Personally in my own code / administration and training for the company I work for, I really try to make sure that the user experience comes first and there is no daylight between what the customer expected and what they get. This, however, is a minority view.
I’m glad to know I’m not the only one still trying to fight this fight.
It’s really starting to be a problem with games. Buying games during the holiday Steam sales used to be a big part of my holiday break, something that was my way of winding down after a long year.
But I’ve made it a personal policy to refund any game that requires an account to play (I only play single player games, there’s no reason for games to have my email.)
Nowadays this means basically all AAA games are off limits to me. Gaming in general is becoming less and less of my life as a result. I had originally hoped that some PM somewhere would see refunds coming with “requires signup” as the reason, and would maybe second guess requiring signin for future games, but it just keeps getting more and more ubiquitous.
At this point I’m just saying farewell to gaming. It was once something that gave me a lot of pleasure, but I can’t participate in this industry any more. There’s other things I can do with my time.
[edit] I should clarify that I'm probably such an asshole, I didn't even suggest letting my gf use one of my fake accounts to set up the Roku. Not that she gave me a chance; she was already done with the verification email by the time I started decrypting my list of them.
I have a stadia account and I've taken to doing the same thing. If i go to play a game and the first thing it wants me to do is create an account, I'm not playing that game, and I'm telling support about it.
Apple did not remove the Youtube app. Youtube made changes that caused their app to no longer work on older Apple TVs. The Apple TV that are no longer compatible with YouTube’s app (and CBS and MLB) were released before 2015.
It is reasonable that an Apple TV released in 2012 to not have the technical specifications to be compatible with other providers after Mar 2021 due to rapid changes in technology and software.
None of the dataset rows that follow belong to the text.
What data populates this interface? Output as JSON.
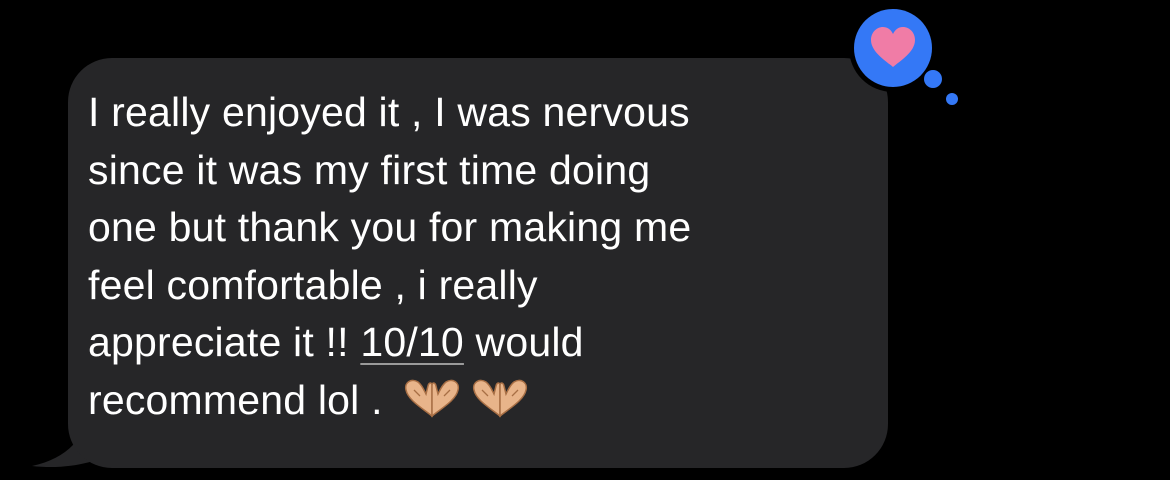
{
  "message": {
    "line1": "I really enjoyed it , I was nervous",
    "line2": "since it was my first time doing",
    "line3": "one but thank you for making me",
    "line4": "feel comfortable , i really",
    "line5_before": "appreciate it !! ",
    "line5_link": "10/10",
    "line5_after": " would",
    "line6": "recommend lol . ",
    "emoji": "heart-hands-emoji"
  },
  "tapback": {
    "icon": "heart-icon",
    "reaction": "heart"
  },
  "colors": {
    "background": "#000000",
    "bubble": "#262628",
    "text": "#ffffff",
    "tapback_bubble": "#3478f6",
    "heart": "#f07ca6"
  }
}
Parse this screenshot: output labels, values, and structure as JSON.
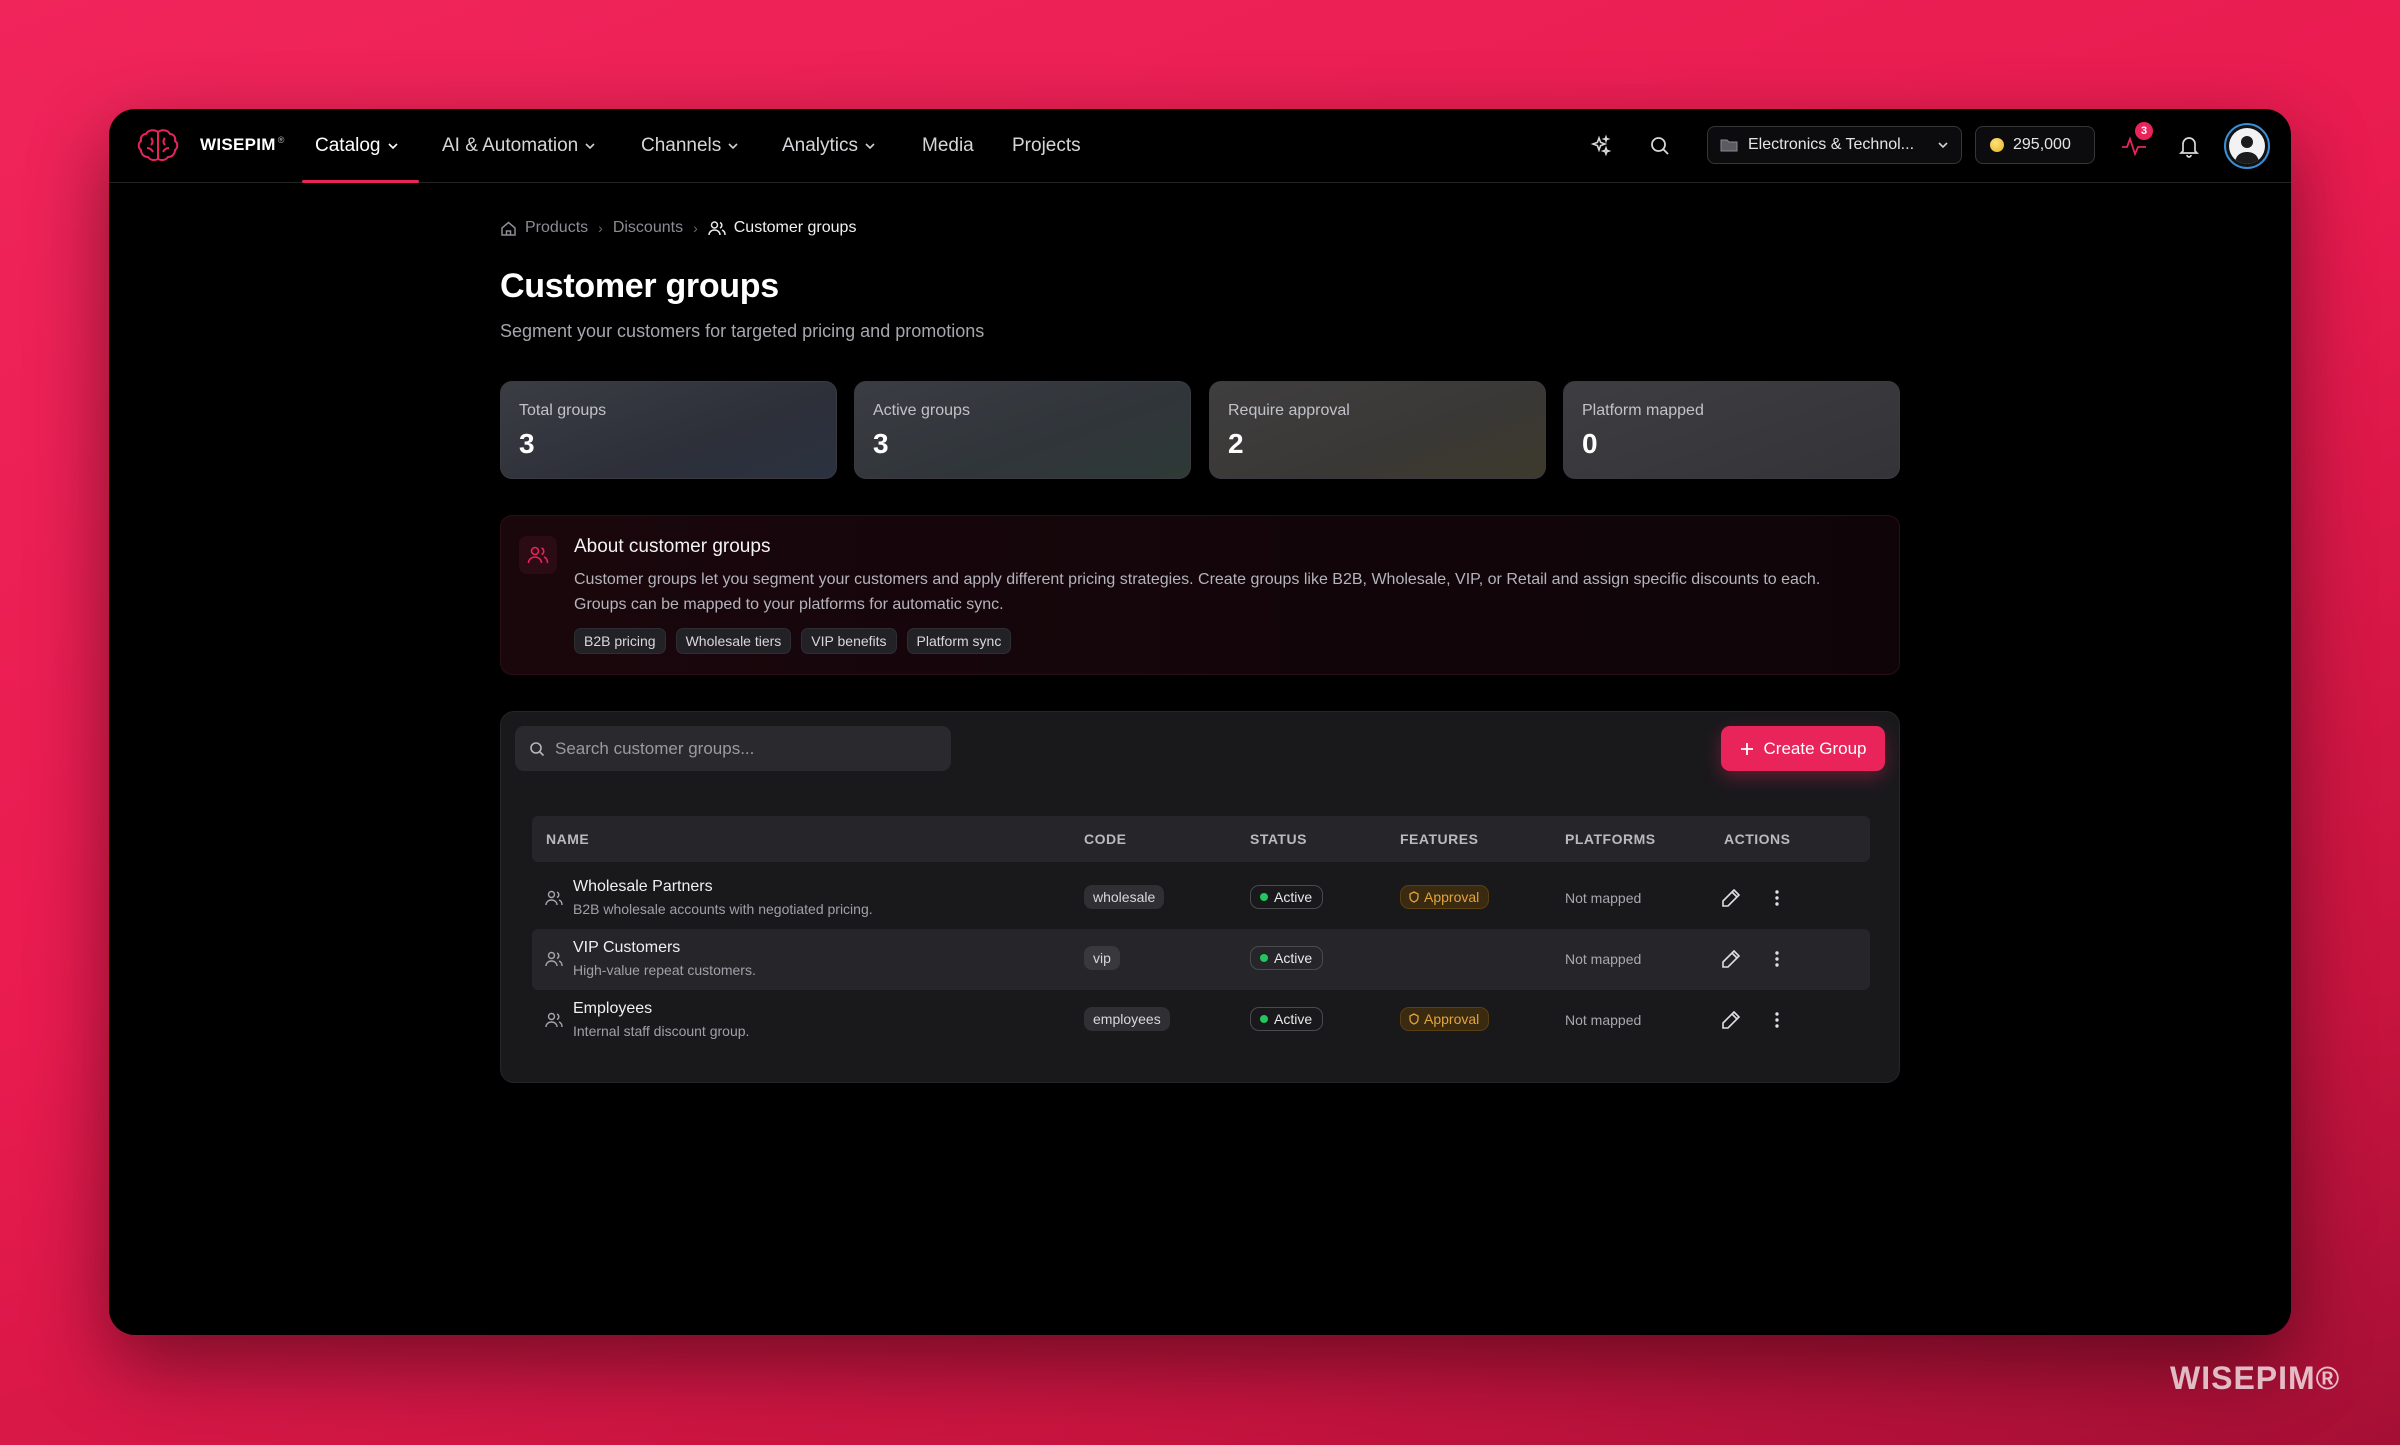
{
  "app": {
    "brand": "WISEPIM",
    "brand_mark": "®",
    "watermark": "WISEPIM®"
  },
  "nav": {
    "items": [
      {
        "label": "Catalog",
        "dropdown": true,
        "active": true
      },
      {
        "label": "AI & Automation",
        "dropdown": true
      },
      {
        "label": "Channels",
        "dropdown": true
      },
      {
        "label": "Analytics",
        "dropdown": true
      },
      {
        "label": "Media",
        "dropdown": false
      },
      {
        "label": "Projects",
        "dropdown": false
      }
    ],
    "workspace": "Electronics & Technol...",
    "credits": "295,000",
    "activity_badge": "3",
    "icons": [
      "sparkles-icon",
      "search-icon",
      "activity-icon",
      "bell-icon",
      "user-avatar"
    ]
  },
  "breadcrumb": {
    "items": [
      "Products",
      "Discounts",
      "Customer groups"
    ]
  },
  "page": {
    "title": "Customer groups",
    "subtitle": "Segment your customers for targeted pricing and promotions"
  },
  "stats": [
    {
      "label": "Total groups",
      "value": "3"
    },
    {
      "label": "Active groups",
      "value": "3"
    },
    {
      "label": "Require approval",
      "value": "2"
    },
    {
      "label": "Platform mapped",
      "value": "0"
    }
  ],
  "about": {
    "title": "About customer groups",
    "text": "Customer groups let you segment your customers and apply different pricing strategies. Create groups like B2B, Wholesale, VIP, or Retail and assign specific discounts to each. Groups can be mapped to your platforms for automatic sync.",
    "chips": [
      "B2B pricing",
      "Wholesale tiers",
      "VIP benefits",
      "Platform sync"
    ]
  },
  "table": {
    "search_placeholder": "Search customer groups...",
    "create_label": "Create Group",
    "headers": [
      "NAME",
      "CODE",
      "STATUS",
      "FEATURES",
      "PLATFORMS",
      "ACTIONS"
    ],
    "rows": [
      {
        "name": "Wholesale Partners",
        "desc": "B2B wholesale accounts with negotiated pricing.",
        "code": "wholesale",
        "status": "Active",
        "feature": "Approval",
        "platforms": "Not mapped"
      },
      {
        "name": "VIP Customers",
        "desc": "High-value repeat customers.",
        "code": "vip",
        "status": "Active",
        "feature": "",
        "platforms": "Not mapped"
      },
      {
        "name": "Employees",
        "desc": "Internal staff discount group.",
        "code": "employees",
        "status": "Active",
        "feature": "Approval",
        "platforms": "Not mapped"
      }
    ]
  },
  "colors": {
    "accent": "#e8245a",
    "status_active": "#22c55e",
    "approval": "#e5a33b"
  }
}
https://9to5mac.com/2021/03/03/older-apple-tv-will-require-a...
https://9to5mac.com/2021/03/02/apple-tv-3-losing-signal/
Respectfully, I disagree. To the point where I want to yell at the screen. If the appliance still works, don’t stop supporting it. 9 years is not that long of a time.
I don’t care that it means more work for the development team. They had software working for it, and at its core YouTube is just displaying streaming video. If it can work on a $15 Roku stick, it can run on an Apple TV of any flavor.
Please stop perpetuating all this BS that we should be replacing our perfectly functional hardware every 5 years and keep software working.
I was in Las Vegas with family a couple of years ago and there's a zipline over Fremont street that my kids wanted to do. They wouldn't let us do the fucking zipline until I gave them my email address.
Now how are gonna expect companies to act civilized when almost everyone's already conditioned to hand over their life every time they're asked?
This is not at all now decision making works in publicly traded companies. The feedback loop is much tighter and private companies are just as susceptible to making these decisions.
What is this weird fascination with capitalism on HN? If a socialist government thought collecting data was a good idea and directed its resources that way, would that okay?
My read is (rightly or wrongly) they want to have cloud services, and cloud services require identification.